Basın Kartları komisyonu, çoğunluğunun devlet memurlarından oluşan, bir miktar da “lütuf ve ulufe” olarak düşünülen bazı meslek kuruluşlarının aparat olarak dahil edildiği bir komisyondur.
Yakın zamanda, yeni basın yasasında ki değişikliğe ilişkin itiraz kapsamında Türkiye Gazeteciler Federasyonu Genel Başkanı Yılmaz Karaca tarafından bir açıklama yayımlandı. Kendisini basın meslek örgütü olarak tanımlayanların sade suya tirit kıvamında ki açıklamalarıyla kıyası kabil olmayan Başkan Karaca’nın söz konusu açıklaması, tam da Türk Medyasının özellikle Anadolu/yerel medyanın çıplak gerçeğini yansıtıyordu. Bu açıklamanın kısa analizine yazının ilerleyen safhasında gireceğim ama, lütfen uzun olacağı anlaşılan bu yazıyı önce önyargısız olarak okuyun, katılmıyorsanız da sıkıntı değil.
Değerli dostlar, hassaten bu meslekte var olma mücadelesi veren ve sabır taşını çatlatırcasına dirsek çürüten meslektaşlarım.. Türk Medyası uzun yıllardır ayakta durabilmek için azami çaba sarfederken, her dönemin kendine özgü konjonktürde siyasi iradenin otokontrol edebilme hırsıyla karşı karşıya kalabiliyor. Mesela, bundan 22 yıl önceki merhum Bülent Ecevit’in başbakanlığındaki hükumetin “basın mensuplarının yıpranması” olarak bilinen 5 yıllık hakkı elinden alınmıştı. Oysa Ecevitte bir gazeteciydi ve sosyal demokrat bir insandı. İktidar erkinin değişmeyen bir tavrı var, kontrol altında tutmak.. yani, özellikle Türk Medyasını el altından yönetmek. 150 yıllık demokrasi yolculuğumuz da bu anlayış hiç değişmedi. 2. Abdülhamid döneminde “sansür ve jurnal” ihatası varken, Türkiye Cumhuriyeti döneminde her bir iktidarın basın sabıkası bulunuyor. Nazım Hikmet ve Aziz Nesin CHP döneminde zindanlardaydı. Sabahattin Ali, Milli Şef döneminde Edirne sınır kapısında kaçarken öldürüldü ve faili meçhul diye kayıtlara geçti. Necip Fazıl Kısakürek, merhum Menderes döneminde fonlanıyordu ve çok pespaye mektupları mahkeme tutanaklarına geçti. Mehmet Şevket Eygi ve Kadir Mısırluoğlu’nun milliyetçi hükümetlerce kayırıldığı Bektaşi sırrı değil. Günümüzde de kimi iktidar yanlısı ya da muhalif kimi gazetecilerin nasıl fonlandığı deşifre edildi.

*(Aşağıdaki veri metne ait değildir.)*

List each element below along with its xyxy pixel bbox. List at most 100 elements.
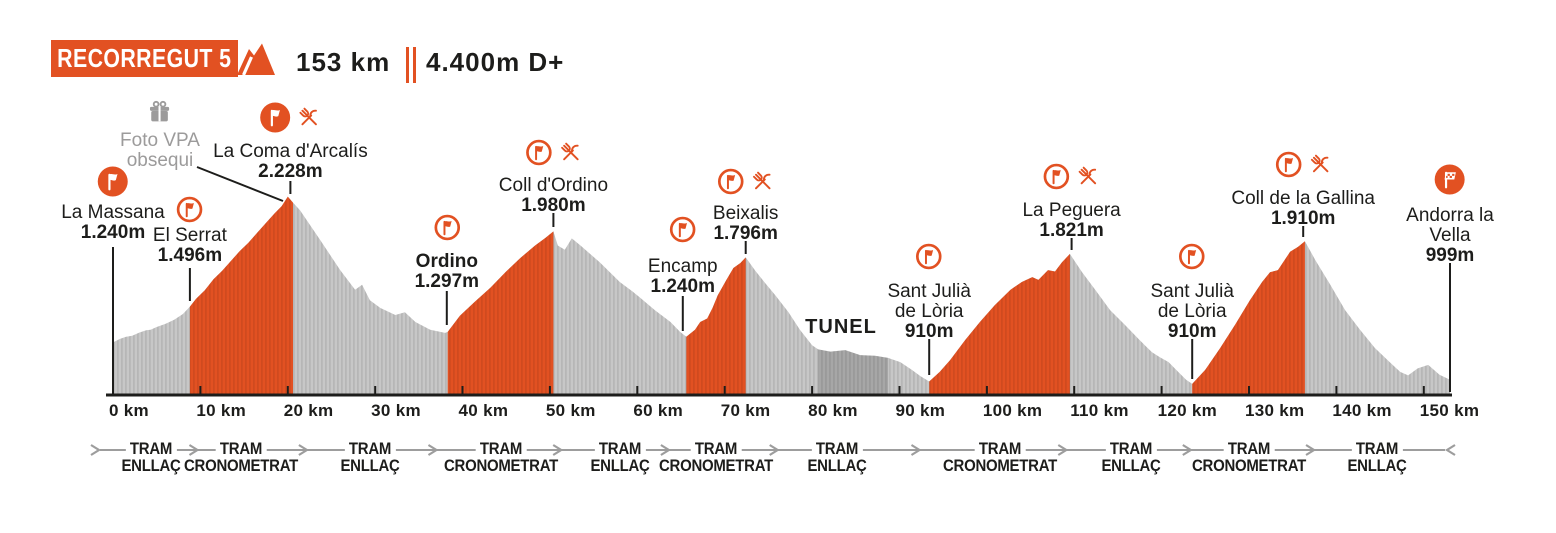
mountain-icon (236, 42, 276, 83)
food-station-icon (751, 170, 774, 198)
flag-outline-icon (176, 196, 203, 228)
waypoint-name: La Massana (61, 202, 165, 223)
waypoint-ordino: Ordino 1.297m (415, 214, 479, 292)
waypoint-altitude: 1.297m (414, 271, 480, 292)
segment-word-type: ENLLAÇ (590, 456, 650, 475)
segment-label-cronometrat-9: TRAM CRONOMETRAT (1184, 440, 1314, 475)
route-title: RECORREGUT 5 (57, 43, 232, 73)
waypoint-beixalis: Beixalis 1.796m (713, 168, 778, 244)
segment-label-enllac-10: TRAM ENLLAÇ (1344, 440, 1411, 475)
segment-word-type: CRONOMETRAT (184, 456, 299, 475)
waypoint-name: Sant Julià (1150, 281, 1234, 302)
segment-label-enllac-2: TRAM ENLLAÇ (337, 440, 404, 475)
photo-note-line2: obsequi (126, 150, 194, 171)
waypoint-la-coma-d-arcal-s: La Coma d'Arcalís 2.228m (213, 102, 368, 182)
x-axis-label-140km: 140 km (1332, 401, 1392, 420)
segment-label-cronometrat-5: TRAM CRONOMETRAT (651, 440, 781, 475)
food-station-icon (559, 141, 582, 169)
segment-word-type: ENLLAÇ (340, 456, 400, 475)
waypoint-coll-de-la-gallina: Coll de la Gallina 1.910m (1231, 151, 1375, 229)
x-axis-label-100km: 100 km (982, 401, 1043, 420)
waypoint-coll-d-ordino: Coll d'Ordino 1.980m (499, 139, 608, 216)
waypoint-la-peguera: La Peguera 1.821m (1022, 163, 1121, 241)
segment-label-cronometrat-3: TRAM CRONOMETRAT (436, 440, 566, 475)
separator-bar (413, 47, 416, 83)
x-axis-label-10km: 10 km (196, 401, 247, 420)
waypoint-name: Vella (1429, 225, 1471, 246)
route-title-box: RECORREGUT 5 (51, 40, 238, 77)
x-axis-label-70km: 70 km (720, 401, 771, 420)
flag-filled-icon (97, 166, 128, 202)
tunnel-label: TUNEL (805, 316, 877, 338)
segment-word-tram: TRAM (344, 440, 396, 457)
segment-word-type: CRONOMETRAT (443, 456, 558, 475)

Mevzu çok karmaşık ve kendi içinde yaman çelişkilerle dolu. Bütün bunların temelinde, demokrasi olgusu yatıyor. Türkiye gibi demokrasi yolunda emekleyen hatta zaman zaman patinaj yapan ülkelerde medya, asla özgürleşmez ve asla demokratik bir temel içinde yol verilemez. Yakın tarihimizde de gördüğümüz bu, demokrasi yolculuğumuzun bütün evrelerinde gördüğümüz de budur. Basın Kartı Komisyonu oluşturulurken Türkiyenin etkin ve yaygın meslek örgütü Türkiye Gazeteciler Federasyonu yok sayıldı. Neden? Çünkü, TGF Yönetimi ve Genel Başkanı Yılmaz Karaca, meslektaşlarının hak hukukunu korumaya, iktidarın da muhalefetin de doğrularına doğru, yanlışına yanlış demeyi en temel ilke edindi. İlk bakışta, ne İsaya nede Musaya yaranamama gibi bir durum gözükebilir. Ancak, geçici zaferler, fonlanan medya kuruluşu ve meslek örgütü olmaktansa, gelecek kuşaklara bir başarı hikayesi olan ve haksızlık karşısında susan dilsiz şeytandır sözünü ilke edinmiş, TGF’nin yön belirlenmesine odaklanmış bütün medyanın ikonu olmayı tercih ediyoruz.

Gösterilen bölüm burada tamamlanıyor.